"""
Some fairly brute force methods to calculate a nice M and see what different Ms would look like.
Especially if we want to have some features which have the same prevalence and then can work in multiples of 4 or 8.
"""

import math
from collections import Counter
from dataclasses import dataclass

import torch as t
from loguru import logger


@dataclass
class MCounts:
    m_value: int
    count: int


def nearest_power_of_2(x: float) -> int:
    return 2 ** round(math.log2(x))


def calculate_m(
    m: int = 21,
    num_features: int = 4_096,
    num_tokens_per_batch: int = 24_576,
    zipf_bias: float = 7.0,
    zipf_exponent: float = 1.0,
) -> t.Tensor:
    """
    Calculate the M for a given k, num_features and num_tokens_per_batch.
    """
    out_m_F = t.empty(num_features, dtype=t.int32)

    num_interactions = m * num_features
    zipf_sum = sum([1 / (i + zipf_bias) ** zipf_exponent for i in range(1, num_features + 1)])

    N_approx = num_interactions / zipf_sum

    # Don't want any feature which hits too many of the tokens.
    largest_acceptable_power_of_2 = nearest_power_of_2(num_tokens_per_batch) / 4

    for i in range(num_features):
        m = nearest_power_of_2(N_approx / (i + 1 + zipf_bias) ** zipf_exponent)
        out_m_F[i] = min(m, largest_acceptable_power_of_2)

    logger.info(f"Total M: {out_m_F.sum().item()}")
    logger.info(f"Num interactions from original m={m}: {num_interactions}")

    # print(f"Head: {out_m_F[:10]}")
    # print(f"Tail: {out_m_F[-10:]}")

    return out_m_F


def get_m_counts(m_F: t.Tensor) -> list[MCounts]:
    num_features = len(m_F)

    values_list = m_F.tolist()
    value_counts = Counter(values_list)

    m_dict = dict(value_counts)

    m_counts = [MCounts(m_value=k, count=v) for k, v in m_dict.items()]

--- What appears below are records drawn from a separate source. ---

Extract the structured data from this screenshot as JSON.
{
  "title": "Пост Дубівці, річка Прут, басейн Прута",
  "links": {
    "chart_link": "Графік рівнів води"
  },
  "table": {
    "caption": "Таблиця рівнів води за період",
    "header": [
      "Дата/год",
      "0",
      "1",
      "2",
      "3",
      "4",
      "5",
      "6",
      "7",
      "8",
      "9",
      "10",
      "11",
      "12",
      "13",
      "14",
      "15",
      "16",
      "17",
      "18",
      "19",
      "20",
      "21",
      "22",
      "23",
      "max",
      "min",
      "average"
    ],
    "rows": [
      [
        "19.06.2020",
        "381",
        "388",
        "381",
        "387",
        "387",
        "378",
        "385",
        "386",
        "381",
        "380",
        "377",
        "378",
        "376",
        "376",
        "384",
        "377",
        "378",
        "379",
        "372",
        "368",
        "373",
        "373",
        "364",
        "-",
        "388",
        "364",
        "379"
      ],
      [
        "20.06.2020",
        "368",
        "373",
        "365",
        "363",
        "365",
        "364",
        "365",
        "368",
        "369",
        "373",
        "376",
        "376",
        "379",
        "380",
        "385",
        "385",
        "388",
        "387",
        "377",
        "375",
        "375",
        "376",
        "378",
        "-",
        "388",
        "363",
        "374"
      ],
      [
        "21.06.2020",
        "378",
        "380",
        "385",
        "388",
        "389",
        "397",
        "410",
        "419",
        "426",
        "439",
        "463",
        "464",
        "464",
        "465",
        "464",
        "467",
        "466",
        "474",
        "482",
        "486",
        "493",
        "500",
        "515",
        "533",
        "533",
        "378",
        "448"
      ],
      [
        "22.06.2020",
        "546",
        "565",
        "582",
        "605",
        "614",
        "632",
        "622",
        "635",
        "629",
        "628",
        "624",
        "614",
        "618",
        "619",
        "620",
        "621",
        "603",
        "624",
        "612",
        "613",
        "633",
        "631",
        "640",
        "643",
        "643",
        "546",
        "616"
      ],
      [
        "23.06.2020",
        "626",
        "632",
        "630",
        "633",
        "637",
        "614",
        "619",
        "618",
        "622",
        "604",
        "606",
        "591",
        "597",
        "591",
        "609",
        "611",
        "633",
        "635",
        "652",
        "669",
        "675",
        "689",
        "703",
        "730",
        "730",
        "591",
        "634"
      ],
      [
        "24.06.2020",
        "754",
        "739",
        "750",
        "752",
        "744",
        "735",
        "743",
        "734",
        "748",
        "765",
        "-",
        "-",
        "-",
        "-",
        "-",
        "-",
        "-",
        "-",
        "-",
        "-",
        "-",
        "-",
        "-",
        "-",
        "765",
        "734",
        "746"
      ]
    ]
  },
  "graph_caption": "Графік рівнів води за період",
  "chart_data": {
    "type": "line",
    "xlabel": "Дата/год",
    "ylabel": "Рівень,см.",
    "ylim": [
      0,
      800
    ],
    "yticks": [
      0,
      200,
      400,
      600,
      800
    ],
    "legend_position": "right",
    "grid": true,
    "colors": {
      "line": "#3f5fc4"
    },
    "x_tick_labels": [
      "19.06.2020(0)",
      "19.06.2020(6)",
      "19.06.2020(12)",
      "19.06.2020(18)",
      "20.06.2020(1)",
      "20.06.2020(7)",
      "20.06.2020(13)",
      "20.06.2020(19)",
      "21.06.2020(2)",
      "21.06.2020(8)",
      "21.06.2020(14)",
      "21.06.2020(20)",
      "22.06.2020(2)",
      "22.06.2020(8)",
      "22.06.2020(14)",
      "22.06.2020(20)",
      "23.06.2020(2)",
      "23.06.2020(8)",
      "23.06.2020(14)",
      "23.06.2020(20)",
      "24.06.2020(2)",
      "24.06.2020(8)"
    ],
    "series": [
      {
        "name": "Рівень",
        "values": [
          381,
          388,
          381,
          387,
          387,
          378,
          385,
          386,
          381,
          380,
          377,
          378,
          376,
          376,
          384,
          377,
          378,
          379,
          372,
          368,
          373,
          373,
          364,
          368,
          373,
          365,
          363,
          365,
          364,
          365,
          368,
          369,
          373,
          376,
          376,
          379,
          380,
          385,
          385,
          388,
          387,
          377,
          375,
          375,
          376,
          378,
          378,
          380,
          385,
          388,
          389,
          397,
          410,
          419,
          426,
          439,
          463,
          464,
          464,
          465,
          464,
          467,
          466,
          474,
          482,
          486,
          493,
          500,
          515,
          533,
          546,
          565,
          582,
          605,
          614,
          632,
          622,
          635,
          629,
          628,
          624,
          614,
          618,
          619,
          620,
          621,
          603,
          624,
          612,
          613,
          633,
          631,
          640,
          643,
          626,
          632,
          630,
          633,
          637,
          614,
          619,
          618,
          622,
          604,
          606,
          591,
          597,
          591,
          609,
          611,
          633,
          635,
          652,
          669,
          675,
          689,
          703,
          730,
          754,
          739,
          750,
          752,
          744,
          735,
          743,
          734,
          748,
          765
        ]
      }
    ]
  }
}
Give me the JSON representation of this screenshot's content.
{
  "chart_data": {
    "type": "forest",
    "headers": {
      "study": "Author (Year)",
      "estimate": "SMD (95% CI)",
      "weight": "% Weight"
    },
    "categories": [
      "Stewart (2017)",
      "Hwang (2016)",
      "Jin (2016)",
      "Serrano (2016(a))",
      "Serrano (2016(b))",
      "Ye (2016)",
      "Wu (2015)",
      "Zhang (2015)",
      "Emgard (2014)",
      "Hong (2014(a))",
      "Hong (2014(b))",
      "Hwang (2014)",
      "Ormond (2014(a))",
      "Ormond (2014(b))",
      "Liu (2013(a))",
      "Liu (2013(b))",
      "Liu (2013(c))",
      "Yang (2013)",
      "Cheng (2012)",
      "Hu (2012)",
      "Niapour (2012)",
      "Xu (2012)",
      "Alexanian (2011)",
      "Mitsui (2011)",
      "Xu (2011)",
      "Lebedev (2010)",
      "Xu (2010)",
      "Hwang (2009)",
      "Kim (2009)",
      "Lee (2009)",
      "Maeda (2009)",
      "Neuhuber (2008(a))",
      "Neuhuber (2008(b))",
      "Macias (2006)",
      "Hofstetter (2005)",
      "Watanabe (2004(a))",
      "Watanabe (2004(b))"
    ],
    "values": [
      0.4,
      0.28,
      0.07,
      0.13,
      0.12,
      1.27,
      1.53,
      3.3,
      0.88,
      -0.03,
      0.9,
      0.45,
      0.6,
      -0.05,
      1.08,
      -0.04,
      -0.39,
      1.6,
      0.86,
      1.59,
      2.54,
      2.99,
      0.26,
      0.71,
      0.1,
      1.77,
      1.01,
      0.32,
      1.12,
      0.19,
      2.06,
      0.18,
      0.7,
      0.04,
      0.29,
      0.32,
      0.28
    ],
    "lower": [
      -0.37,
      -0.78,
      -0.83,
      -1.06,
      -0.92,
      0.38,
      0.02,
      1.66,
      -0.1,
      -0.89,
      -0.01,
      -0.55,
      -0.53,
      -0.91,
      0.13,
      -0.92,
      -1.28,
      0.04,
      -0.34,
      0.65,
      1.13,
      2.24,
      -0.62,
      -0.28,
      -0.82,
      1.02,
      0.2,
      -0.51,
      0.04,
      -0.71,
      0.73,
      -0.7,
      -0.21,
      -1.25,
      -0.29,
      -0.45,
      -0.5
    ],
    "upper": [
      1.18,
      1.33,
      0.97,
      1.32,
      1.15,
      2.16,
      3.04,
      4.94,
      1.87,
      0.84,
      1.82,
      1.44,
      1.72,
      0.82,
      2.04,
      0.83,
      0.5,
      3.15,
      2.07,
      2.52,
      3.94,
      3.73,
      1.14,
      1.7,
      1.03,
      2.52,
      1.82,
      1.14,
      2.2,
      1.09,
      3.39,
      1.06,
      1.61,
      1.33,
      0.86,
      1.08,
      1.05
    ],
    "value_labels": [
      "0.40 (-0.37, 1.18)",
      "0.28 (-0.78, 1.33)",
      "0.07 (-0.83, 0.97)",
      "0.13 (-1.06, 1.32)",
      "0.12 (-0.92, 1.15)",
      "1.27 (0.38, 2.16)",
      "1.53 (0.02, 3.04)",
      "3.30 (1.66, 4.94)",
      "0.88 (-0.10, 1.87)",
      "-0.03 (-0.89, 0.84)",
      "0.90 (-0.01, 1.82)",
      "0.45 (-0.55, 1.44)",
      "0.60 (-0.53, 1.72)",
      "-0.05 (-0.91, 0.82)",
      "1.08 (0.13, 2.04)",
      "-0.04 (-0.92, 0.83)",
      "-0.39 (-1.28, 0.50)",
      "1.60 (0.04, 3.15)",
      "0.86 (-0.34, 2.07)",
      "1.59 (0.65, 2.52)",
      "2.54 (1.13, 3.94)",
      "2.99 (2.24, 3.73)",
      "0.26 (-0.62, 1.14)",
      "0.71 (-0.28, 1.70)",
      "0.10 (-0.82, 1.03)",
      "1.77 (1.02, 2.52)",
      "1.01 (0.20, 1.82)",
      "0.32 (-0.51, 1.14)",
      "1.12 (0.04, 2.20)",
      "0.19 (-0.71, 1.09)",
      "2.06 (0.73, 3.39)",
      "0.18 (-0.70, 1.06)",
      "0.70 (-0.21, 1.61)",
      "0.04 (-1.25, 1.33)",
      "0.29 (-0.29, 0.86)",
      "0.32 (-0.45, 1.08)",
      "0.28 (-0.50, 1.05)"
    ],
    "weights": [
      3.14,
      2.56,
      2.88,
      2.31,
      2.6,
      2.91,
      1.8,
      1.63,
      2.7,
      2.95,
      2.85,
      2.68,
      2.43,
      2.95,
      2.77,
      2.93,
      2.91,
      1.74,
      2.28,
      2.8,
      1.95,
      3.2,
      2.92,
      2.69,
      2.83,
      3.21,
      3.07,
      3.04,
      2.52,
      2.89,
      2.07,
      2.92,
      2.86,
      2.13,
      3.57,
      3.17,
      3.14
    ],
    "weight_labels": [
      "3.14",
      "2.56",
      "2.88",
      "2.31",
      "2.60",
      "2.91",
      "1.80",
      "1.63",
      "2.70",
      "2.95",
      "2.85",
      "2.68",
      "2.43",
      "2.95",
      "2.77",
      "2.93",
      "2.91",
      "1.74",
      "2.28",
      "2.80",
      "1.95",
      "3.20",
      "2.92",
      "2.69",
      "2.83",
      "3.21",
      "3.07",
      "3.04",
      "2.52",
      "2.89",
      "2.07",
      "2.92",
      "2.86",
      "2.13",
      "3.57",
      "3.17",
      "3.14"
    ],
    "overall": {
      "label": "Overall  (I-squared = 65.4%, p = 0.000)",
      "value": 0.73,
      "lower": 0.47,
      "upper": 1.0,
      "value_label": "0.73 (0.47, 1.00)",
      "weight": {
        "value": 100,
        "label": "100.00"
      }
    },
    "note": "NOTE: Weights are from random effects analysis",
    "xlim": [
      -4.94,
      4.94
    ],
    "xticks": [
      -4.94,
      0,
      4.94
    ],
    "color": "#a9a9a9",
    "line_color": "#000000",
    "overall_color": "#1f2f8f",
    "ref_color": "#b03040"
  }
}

    assert sum(m_dict.values()) == num_features

    logger.info(f"{len(m_dict)} unique values for which to top-m over")
    logger.info(f"Highest: {max(m_dict)}, lowest: {min(m_dict)}")

    return m_counts


if __name__ == "__main__":
    m_F = calculate_m()
    m_counts = get_m_counts(m_F)
    print(m_counts)